SEATTLE (AP) - Football star Russell Wilson and his wife Ciara, the Grammy-winning performer, are the latest wealthy philanthropists to back a charter school - though the celebrity couple say they’re not focused on the politically charged school choice issue and undeterred by challenges that have plagued Washington state’s charter sector.
Through their Why Not You Foundation, Wilson and Ciara are contributing about $1.75 million to rebrand an existing charter program known as Cascade Midway Academy, just south of Seattle. It’s where the couple have their home base because Wilson plays quarterback for the Seattle Seahawks football team.
The Cascade high school program was set to debut this year before the pandemic forced founders Garth Reeves and Scott Canfield to delay opening.
In need of cash, they reached out to Wilson’s foundation recently and landed the partnership. Canfield said the superstar couple’s generosity will be honored with the school’s name change to Why Not You Academy but that Wilson and Ciara won’t be involved in the school’s day-to-day operations.
In an interview with The Associated Press, Wilson and Ciara said they jumped at the opportunity to help launch the school. It focuses on academics, personalized student plans and internships and mentorships for underserved Black and brown students. The couple said they hope this will be the first of many Why Not You Academy sites across the country.
“I’m really confident…about the team that we have here and how we’re building things out,” Ciara said. “We’re passionate about everything. We’re all in on this.”
The Why Not You Academy is expected to open in fall 2021, just as the deadline to authorize new charter schools is set to expire in the state.
Washington currently has 12 charter schools open with 3,639 students, according to records from the state education department.
Four others are authorized but not operating - either shut down because of COVID or are still building their programs for future enrollment. Washington’s charter law allows for up to 40 publicly funded, privately run charter schools to set up by 2021.

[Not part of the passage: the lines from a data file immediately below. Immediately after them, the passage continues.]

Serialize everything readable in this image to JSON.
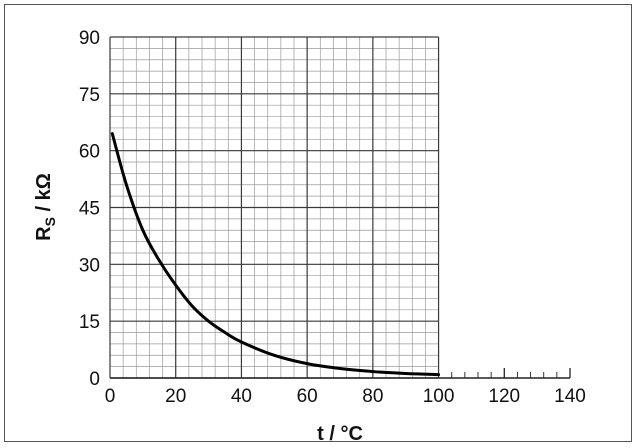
{
  "chart_data": {
    "type": "line",
    "xlabel": "t / °C",
    "ylabel_main": "R",
    "ylabel_sub": "S",
    "ylabel_rest": " / kΩ",
    "xlim": [
      0,
      140
    ],
    "ylim": [
      0,
      90
    ],
    "x_ticks": [
      0,
      20,
      40,
      60,
      80,
      100,
      120,
      140
    ],
    "y_ticks": [
      0,
      15,
      30,
      45,
      60,
      75,
      90
    ],
    "grid": true,
    "series": [
      {
        "x": [
          0.7,
          5,
          10,
          15,
          20,
          25,
          30,
          35,
          40,
          50,
          60,
          70,
          80,
          90,
          100
        ],
        "y": [
          64.5,
          51,
          39,
          31,
          24.5,
          19,
          15,
          12,
          9.5,
          6,
          3.8,
          2.5,
          1.7,
          1.2,
          0.9
        ]
      }
    ]
  }
}
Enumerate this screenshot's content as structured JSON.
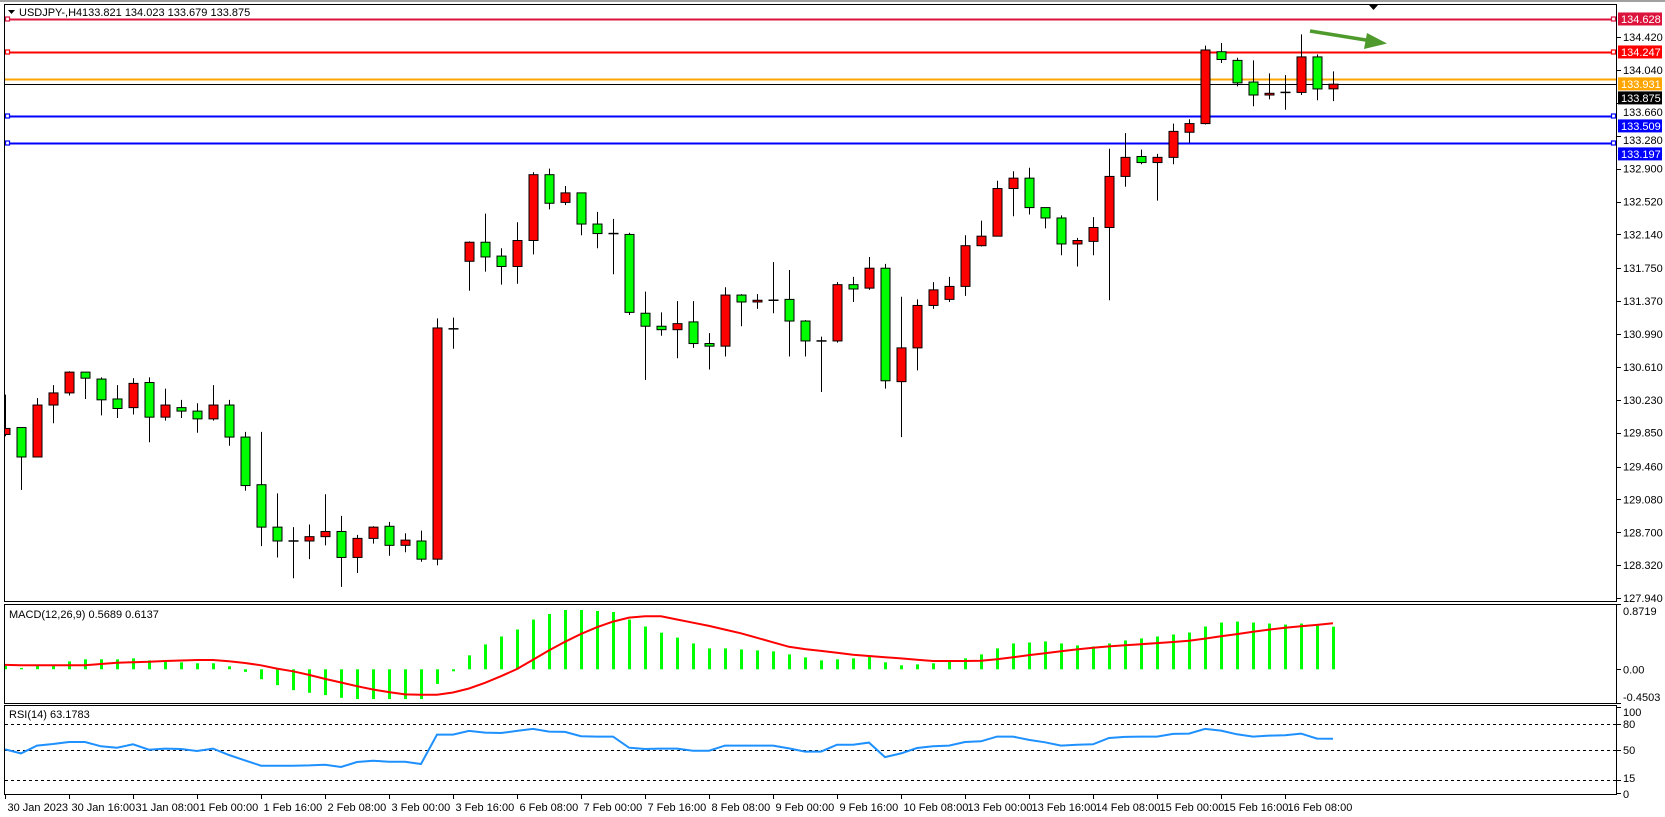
{
  "colors": {
    "background": "#FFFFFF",
    "frame": "#000000",
    "bull_candle": "#FF0000",
    "bear_candle": "#00FF00",
    "candle_outline": "#000000",
    "macd_histogram": "#00FF00",
    "macd_signal": "#FF0000",
    "rsi_line": "#1E90FF",
    "arrow": "#4E9A2C"
  },
  "chart_data": [
    {
      "type": "candlestick",
      "title": "USDJPY-,H4",
      "ohlc_readout": "133.821 134.023 133.679 133.875",
      "ylim": [
        127.907,
        134.801
      ],
      "grid": false,
      "y_ticks": [
        "134.420",
        "134.040",
        "133.660",
        "133.280",
        "132.900",
        "132.520",
        "132.140",
        "131.750",
        "131.370",
        "130.990",
        "130.610",
        "130.230",
        "129.850",
        "129.460",
        "129.080",
        "128.700",
        "128.320",
        "127.940"
      ],
      "x_ticks": [
        {
          "label": "30 Jan 2023",
          "bar": 0
        },
        {
          "label": "30 Jan 16:00",
          "bar": 4
        },
        {
          "label": "31 Jan 08:00",
          "bar": 8
        },
        {
          "label": "1 Feb 00:00",
          "bar": 12
        },
        {
          "label": "1 Feb 16:00",
          "bar": 16
        },
        {
          "label": "2 Feb 08:00",
          "bar": 20
        },
        {
          "label": "3 Feb 00:00",
          "bar": 24
        },
        {
          "label": "3 Feb 16:00",
          "bar": 28
        },
        {
          "label": "6 Feb 08:00",
          "bar": 32
        },
        {
          "label": "7 Feb 00:00",
          "bar": 36
        },
        {
          "label": "7 Feb 16:00",
          "bar": 40
        },
        {
          "label": "8 Feb 08:00",
          "bar": 44
        },
        {
          "label": "9 Feb 00:00",
          "bar": 48
        },
        {
          "label": "9 Feb 16:00",
          "bar": 52
        },
        {
          "label": "10 Feb 08:00",
          "bar": 56
        },
        {
          "label": "13 Feb 00:00",
          "bar": 60
        },
        {
          "label": "13 Feb 16:00",
          "bar": 64
        },
        {
          "label": "14 Feb 08:00",
          "bar": 68
        },
        {
          "label": "15 Feb 00:00",
          "bar": 72
        },
        {
          "label": "15 Feb 16:00",
          "bar": 76
        },
        {
          "label": "16 Feb 08:00",
          "bar": 80
        }
      ],
      "ohlc": [
        [
          129.83,
          130.29,
          129.81,
          129.9
        ],
        [
          129.91,
          129.91,
          129.19,
          129.57
        ],
        [
          129.57,
          130.25,
          129.57,
          130.17
        ],
        [
          130.17,
          130.4,
          129.96,
          130.31
        ],
        [
          130.31,
          130.56,
          130.28,
          130.55
        ],
        [
          130.55,
          130.55,
          130.24,
          130.48
        ],
        [
          130.47,
          130.49,
          130.05,
          130.23
        ],
        [
          130.24,
          130.4,
          130.02,
          130.13
        ],
        [
          130.14,
          130.48,
          130.06,
          130.42
        ],
        [
          130.43,
          130.49,
          129.74,
          130.03
        ],
        [
          130.03,
          130.36,
          129.99,
          130.17
        ],
        [
          130.14,
          130.23,
          130.02,
          130.1
        ],
        [
          130.1,
          130.19,
          129.85,
          130.01
        ],
        [
          130.01,
          130.4,
          129.99,
          130.17
        ],
        [
          130.17,
          130.23,
          129.7,
          129.8
        ],
        [
          129.8,
          129.86,
          129.18,
          129.24
        ],
        [
          129.25,
          129.86,
          128.54,
          128.76
        ],
        [
          128.76,
          129.15,
          128.41,
          128.6
        ],
        [
          128.6,
          128.76,
          128.17,
          128.6
        ],
        [
          128.6,
          128.79,
          128.39,
          128.65
        ],
        [
          128.65,
          129.14,
          128.55,
          128.71
        ],
        [
          128.71,
          128.89,
          128.07,
          128.41
        ],
        [
          128.41,
          128.67,
          128.23,
          128.63
        ],
        [
          128.63,
          128.77,
          128.57,
          128.76
        ],
        [
          128.77,
          128.82,
          128.43,
          128.55
        ],
        [
          128.55,
          128.69,
          128.47,
          128.61
        ],
        [
          128.6,
          128.72,
          128.36,
          128.39
        ],
        [
          128.39,
          131.17,
          128.32,
          131.06
        ],
        [
          131.05,
          131.18,
          130.82,
          131.05
        ],
        [
          131.83,
          132.06,
          131.49,
          132.05
        ],
        [
          132.05,
          132.38,
          131.71,
          131.88
        ],
        [
          131.89,
          131.98,
          131.56,
          131.77
        ],
        [
          131.77,
          132.28,
          131.57,
          132.07
        ],
        [
          132.07,
          132.86,
          131.91,
          132.83
        ],
        [
          132.83,
          132.9,
          132.43,
          132.5
        ],
        [
          132.51,
          132.7,
          132.48,
          132.62
        ],
        [
          132.62,
          132.62,
          132.13,
          132.26
        ],
        [
          132.26,
          132.4,
          131.98,
          132.15
        ],
        [
          132.15,
          132.32,
          131.68,
          132.15
        ],
        [
          132.14,
          132.16,
          131.21,
          131.24
        ],
        [
          131.23,
          131.48,
          130.46,
          131.08
        ],
        [
          131.08,
          131.24,
          130.97,
          131.04
        ],
        [
          131.04,
          131.37,
          130.71,
          131.11
        ],
        [
          131.13,
          131.37,
          130.83,
          130.88
        ],
        [
          130.88,
          131.0,
          130.58,
          130.85
        ],
        [
          130.85,
          131.53,
          130.73,
          131.44
        ],
        [
          131.44,
          131.45,
          131.08,
          131.36
        ],
        [
          131.36,
          131.45,
          131.28,
          131.38
        ],
        [
          131.38,
          131.82,
          131.23,
          131.38
        ],
        [
          131.39,
          131.73,
          130.73,
          131.14
        ],
        [
          131.14,
          131.15,
          130.73,
          130.91
        ],
        [
          130.91,
          130.96,
          130.32,
          130.91
        ],
        [
          130.91,
          131.59,
          130.89,
          131.56
        ],
        [
          131.56,
          131.65,
          131.36,
          131.51
        ],
        [
          131.52,
          131.88,
          131.5,
          131.75
        ],
        [
          131.75,
          131.8,
          130.36,
          130.45
        ],
        [
          130.44,
          131.42,
          129.8,
          130.83
        ],
        [
          130.83,
          131.39,
          130.57,
          131.32
        ],
        [
          131.32,
          131.59,
          131.28,
          131.5
        ],
        [
          131.39,
          131.65,
          131.36,
          131.54
        ],
        [
          131.54,
          132.13,
          131.43,
          132.01
        ],
        [
          132.01,
          132.3,
          132.0,
          132.12
        ],
        [
          132.12,
          132.76,
          132.12,
          132.67
        ],
        [
          132.67,
          132.87,
          132.35,
          132.79
        ],
        [
          132.79,
          132.91,
          132.37,
          132.45
        ],
        [
          132.45,
          132.45,
          132.21,
          132.33
        ],
        [
          132.33,
          132.36,
          131.9,
          132.03
        ],
        [
          132.03,
          132.1,
          131.77,
          132.07
        ],
        [
          132.06,
          132.34,
          131.9,
          132.22
        ],
        [
          132.22,
          133.13,
          131.38,
          132.81
        ],
        [
          132.81,
          133.31,
          132.69,
          133.03
        ],
        [
          133.04,
          133.12,
          132.95,
          132.97
        ],
        [
          132.97,
          133.07,
          132.53,
          133.03
        ],
        [
          133.03,
          133.42,
          132.95,
          133.33
        ],
        [
          133.32,
          133.47,
          133.2,
          133.42
        ],
        [
          133.42,
          134.32,
          133.41,
          134.27
        ],
        [
          134.25,
          134.35,
          134.12,
          134.16
        ],
        [
          134.15,
          134.18,
          133.85,
          133.89
        ],
        [
          133.9,
          134.15,
          133.62,
          133.75
        ],
        [
          133.75,
          134.0,
          133.7,
          133.77
        ],
        [
          133.78,
          133.98,
          133.58,
          133.78
        ],
        [
          133.78,
          134.45,
          133.75,
          134.19
        ],
        [
          134.19,
          134.22,
          133.69,
          133.82
        ],
        [
          133.821,
          134.023,
          133.679,
          133.875
        ]
      ],
      "horizontal_lines": [
        {
          "price": 134.628,
          "label": "134.628",
          "color": "#DC143C",
          "handles": true
        },
        {
          "price": 134.247,
          "label": "134.247",
          "color": "#FF0000",
          "handles": true
        },
        {
          "price": 133.931,
          "label": "133.931",
          "color": "#FFA500",
          "handles": false
        },
        {
          "price": 133.509,
          "label": "133.509",
          "color": "#0000FF",
          "handles": true
        },
        {
          "price": 133.197,
          "label": "133.197",
          "color": "#0000FF",
          "handles": true
        }
      ],
      "current_price": {
        "price": 133.875,
        "label": "133.875",
        "color": "#000000"
      },
      "annotations": [
        {
          "type": "arrow",
          "direction": "down-right",
          "color": "#4E9A2C"
        }
      ],
      "shift_marker": "triangle-down-icon"
    },
    {
      "type": "bar",
      "title": "MACD(12,26,9) 0.5689 0.6137",
      "ylim": [
        -0.4503,
        0.8719
      ],
      "y_ticks": [
        {
          "value": 0.8719,
          "label": "0.8719"
        },
        {
          "value": 0.0,
          "label": "0.00"
        },
        {
          "value": -0.4503,
          "label": "-0.4503"
        }
      ],
      "histogram": [
        0.044,
        0.018,
        0.044,
        0.053,
        0.106,
        0.133,
        0.133,
        0.133,
        0.146,
        0.119,
        0.097,
        0.093,
        0.08,
        0.08,
        0.04,
        -0.035,
        -0.133,
        -0.212,
        -0.279,
        -0.314,
        -0.345,
        -0.381,
        -0.398,
        -0.398,
        -0.398,
        -0.398,
        -0.398,
        -0.195,
        -0.027,
        0.186,
        0.332,
        0.438,
        0.531,
        0.664,
        0.739,
        0.792,
        0.792,
        0.779,
        0.765,
        0.664,
        0.571,
        0.489,
        0.423,
        0.345,
        0.279,
        0.279,
        0.265,
        0.252,
        0.239,
        0.199,
        0.159,
        0.119,
        0.133,
        0.146,
        0.173,
        0.093,
        0.053,
        0.066,
        0.08,
        0.106,
        0.146,
        0.199,
        0.279,
        0.345,
        0.358,
        0.372,
        0.345,
        0.319,
        0.305,
        0.345,
        0.385,
        0.412,
        0.438,
        0.465,
        0.491,
        0.571,
        0.624,
        0.637,
        0.624,
        0.611,
        0.597,
        0.611,
        0.584,
        0.5689
      ],
      "signal": [
        0.058,
        0.055,
        0.053,
        0.053,
        0.053,
        0.053,
        0.07,
        0.088,
        0.095,
        0.1,
        0.11,
        0.117,
        0.124,
        0.124,
        0.106,
        0.084,
        0.053,
        0.009,
        -0.027,
        -0.075,
        -0.128,
        -0.177,
        -0.226,
        -0.27,
        -0.305,
        -0.336,
        -0.341,
        -0.341,
        -0.31,
        -0.257,
        -0.181,
        -0.093,
        0.004,
        0.128,
        0.252,
        0.367,
        0.473,
        0.562,
        0.637,
        0.69,
        0.708,
        0.708,
        0.665,
        0.622,
        0.58,
        0.53,
        0.48,
        0.42,
        0.36,
        0.3,
        0.27,
        0.245,
        0.22,
        0.195,
        0.178,
        0.162,
        0.145,
        0.128,
        0.111,
        0.111,
        0.111,
        0.113,
        0.133,
        0.16,
        0.19,
        0.215,
        0.24,
        0.265,
        0.288,
        0.305,
        0.32,
        0.335,
        0.35,
        0.365,
        0.381,
        0.41,
        0.44,
        0.47,
        0.5,
        0.53,
        0.555,
        0.575,
        0.593,
        0.6137
      ]
    },
    {
      "type": "line",
      "title": "RSI(14) 63.1783",
      "ylim": [
        0,
        100
      ],
      "levels": [
        80,
        50,
        15
      ],
      "y_ticks": [
        {
          "value": 100,
          "label": "100"
        },
        {
          "value": 80,
          "label": "80"
        },
        {
          "value": 50,
          "label": "50"
        },
        {
          "value": 15,
          "label": "15"
        },
        {
          "value": 0,
          "label": "0"
        }
      ],
      "values": [
        50.8,
        46.1,
        55.1,
        57,
        59.3,
        59.3,
        54.3,
        52.7,
        56.6,
        50.4,
        51.6,
        51.2,
        48.8,
        51.6,
        44.2,
        37.9,
        31.7,
        31.7,
        31.7,
        32.1,
        32.9,
        30.2,
        36,
        37.5,
        36.4,
        36.4,
        33.7,
        67.9,
        67.9,
        72.2,
        70.2,
        69.8,
        72.2,
        74.5,
        71.4,
        71,
        66,
        65.6,
        65.6,
        52.7,
        51.2,
        51.6,
        51.6,
        49.2,
        49.2,
        55.1,
        55.1,
        55.1,
        55.1,
        51.9,
        48.1,
        48.1,
        56.2,
        56.2,
        58.6,
        41.8,
        46.1,
        52.3,
        54.3,
        55.1,
        59.3,
        60.1,
        65.6,
        65.6,
        61.7,
        58.9,
        55.1,
        56.2,
        56.6,
        64,
        65.2,
        65.6,
        65.6,
        68.7,
        69.1,
        74.5,
        72.6,
        68.3,
        65.6,
        66.7,
        67.1,
        69.1,
        63.2,
        63.1783
      ]
    }
  ]
}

Besides the difficulties the pandemic created for schools, the charter school environment in Washington state has been destabilized for years by a barrage of legal, financial and enrollment uncertainties.
While the total number of schools and students have steadily increased each year, nearly a third of charter programs with students have shut down since the state’s first charter school opened in 2014.
“We can’t speak for other schools but great progress does come with setbacks,” Canfield said. “Our focus is on what we can do and what we can control.”
Washington was among the last U.S. states to adopt a charter school law allowing privately run schools to operate on contracts, or charters, and receive taxpayer money.
The state’s hard-fought and long-troubled path here to permitting charter schools included three failed ballot measures before a fourth try was narrowly approved in 2012. Then there were two major lawsuits challenging the law before the Supreme Court ruled in support of charter schools, settling the matter in 2018.
Charter schools are not subject to the same rules or standards governing traditional public schools, so those who embrace them promote them as hubs of innovation and alternatives for students struggling in typical school systems, particularly children in poor, urban areas. Studies on the schools’ academic success are mixed.
Critics, particularly teacher unions, say charter schools lack accountability and transparency expected of public institutions and drain much-need taxpayer money away from the neighborhood public schools that educate the vast majority of all U.S. students.
While Democrats and Republicans have supported charter schools in the past, the issue of school choice has become immensely polarizing politically.
Democrats are now largely unified against President Donald Trump’s administration and Secretary of Education Betsy DeVos’ priorities on charters and private school vouchers.
DeVos has been villainized as a crusader bent on privatizing the U.S. education system. The wealthy Republican heiress has long slammed the public school status quo as the ultimate roadblock to equity for the nation’s most vulnerable students.
Wilson, joining a long line of celebrities that have launched schools, said the couple’s charter school financing is not a political statement.
He instead pointed to their foundation’s education philanthropy work that spans the globe.
Among the youth-focused programs Wilson and Ciara have supported are the Seattle-based Rainier Scholars program that helps low-income students of color prepare for college and the Rwanda Girls Initiative, which runs a science and technology-focused boarding school for girls in Africa.
“We’ve been so committed over the past four years to education,” Wilson said. “This isn’t anything political for us.”